The same can be said for billiards, where his record was 186 balls in a row on a professional, 4.5-foot by 9-foot table. The best at the time, Willie Masconi, had a record of 485 balls in a row. Again, Daubney was good, but not good enough to make a living at it, so in the 1960s, at a shop on Broadway in Albany, he started making pool tables. There is a photo of one table hanging in his shop with a 1961 Triumph sitting on top of it to show the people how strong his tables were.
In 1985 he bought the 50-lane Bowler’s Club on Route 7 in Latham from the late Morris Cramer, who was a central figure on the local and national bowling scene.
That endeavor was short lived, though, because of Cramer’s financial issues, Daubney said, so he opened a retail shop on Route 9 where he sold his wares until 2012 when he moved south. His current shop is located on Route 2 just west of the Latham Circle next door to Spare Time Bowling Lanes where Daubney still gives bowling lessons.
“He has been a mainstay,” said Carol Judge, the general manager at Spare Time and the executive director of the Northeast Bowling Proprietors’ Association, who has known Daubney since she first entered the industry as a 16-year-old in 1968. “He has been a steadfast contributor to the game, he still gives lessons and he still participates in every single part of the game, even at his age.”
For the past 13 years, she said, Daubney has sponsored the Huck Finn scholarships that are distributed during the weekly Huck Finn’s Capital Region Bowling Show.
While the two have known each other for decades, they differ on the status of bowling and its future.
Daubney believes the sport has changed so much — with high powered balls and changes in how the lanes are oiled — that it has put itself in jeopardy.
“In the old days, when I was a kid, you had to learn how to throw a hook. Now you can buy a hook in a ball right out of the box,” he said pointing to a wall of bowling balls.

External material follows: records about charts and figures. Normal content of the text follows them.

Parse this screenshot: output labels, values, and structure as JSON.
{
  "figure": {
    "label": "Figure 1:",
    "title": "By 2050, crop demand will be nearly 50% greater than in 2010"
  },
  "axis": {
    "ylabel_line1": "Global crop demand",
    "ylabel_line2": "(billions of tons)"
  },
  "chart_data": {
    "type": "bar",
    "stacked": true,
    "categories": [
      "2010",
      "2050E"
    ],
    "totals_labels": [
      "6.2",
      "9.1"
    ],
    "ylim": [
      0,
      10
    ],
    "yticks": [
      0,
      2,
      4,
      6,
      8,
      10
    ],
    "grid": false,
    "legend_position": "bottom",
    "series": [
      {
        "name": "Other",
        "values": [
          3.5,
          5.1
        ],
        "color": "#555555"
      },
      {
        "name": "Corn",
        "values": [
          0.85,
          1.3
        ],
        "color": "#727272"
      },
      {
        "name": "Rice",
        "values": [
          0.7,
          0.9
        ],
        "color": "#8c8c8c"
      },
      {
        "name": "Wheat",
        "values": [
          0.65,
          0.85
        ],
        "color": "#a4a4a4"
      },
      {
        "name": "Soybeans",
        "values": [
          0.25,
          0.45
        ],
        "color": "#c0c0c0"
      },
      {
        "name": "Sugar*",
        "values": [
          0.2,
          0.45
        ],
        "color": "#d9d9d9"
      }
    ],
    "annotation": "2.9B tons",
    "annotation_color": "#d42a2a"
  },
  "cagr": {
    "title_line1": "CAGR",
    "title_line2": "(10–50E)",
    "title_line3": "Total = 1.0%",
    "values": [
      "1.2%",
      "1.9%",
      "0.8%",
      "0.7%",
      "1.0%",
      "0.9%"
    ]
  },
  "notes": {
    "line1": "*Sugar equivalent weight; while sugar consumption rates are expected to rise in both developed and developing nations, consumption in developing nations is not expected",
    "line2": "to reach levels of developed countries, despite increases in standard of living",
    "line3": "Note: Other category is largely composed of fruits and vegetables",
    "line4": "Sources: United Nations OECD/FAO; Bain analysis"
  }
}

There are also fewer juniors showing an interest in the game, and fewer adults participating in league play – which, he said, is the staple of any bowling center’s livelihood — so more lanes are closing and the sport’s future is in very real jeopardy.
“There is too much gambling going on and you can see it by the new casino in Schenectady and too many other things for people to do,” he said. “And, there are fewer and fewer juniors. We used to have 250 juniors in our league and you just don’t see that anymore.”
Judge, though, said bowling is still the top recreational activity in the country. The focus, she said, has changed a bit from the competitiveness of weekly league play to an activity more recreational in nature.
“People bowl less frequently but there are more people bowling,” she said.
Daubney said retail has gotten harder over the years — his new shop is half the size of his shop on Route 9 — with more and more people buying online but a website can’t offer the expertise of 60 years’ experience.
“I turned out to be, over everything else, over poker and bowling and billiards, a better businessman. I’ve been through recessions and bankruptcies and I’m still on my feet,” he said. “I’m still here seven days a week and people come from all over for the expertise I can give them.
“Not many people can say they made a living off of what they enjoy doing. I’ve had a great career, really.”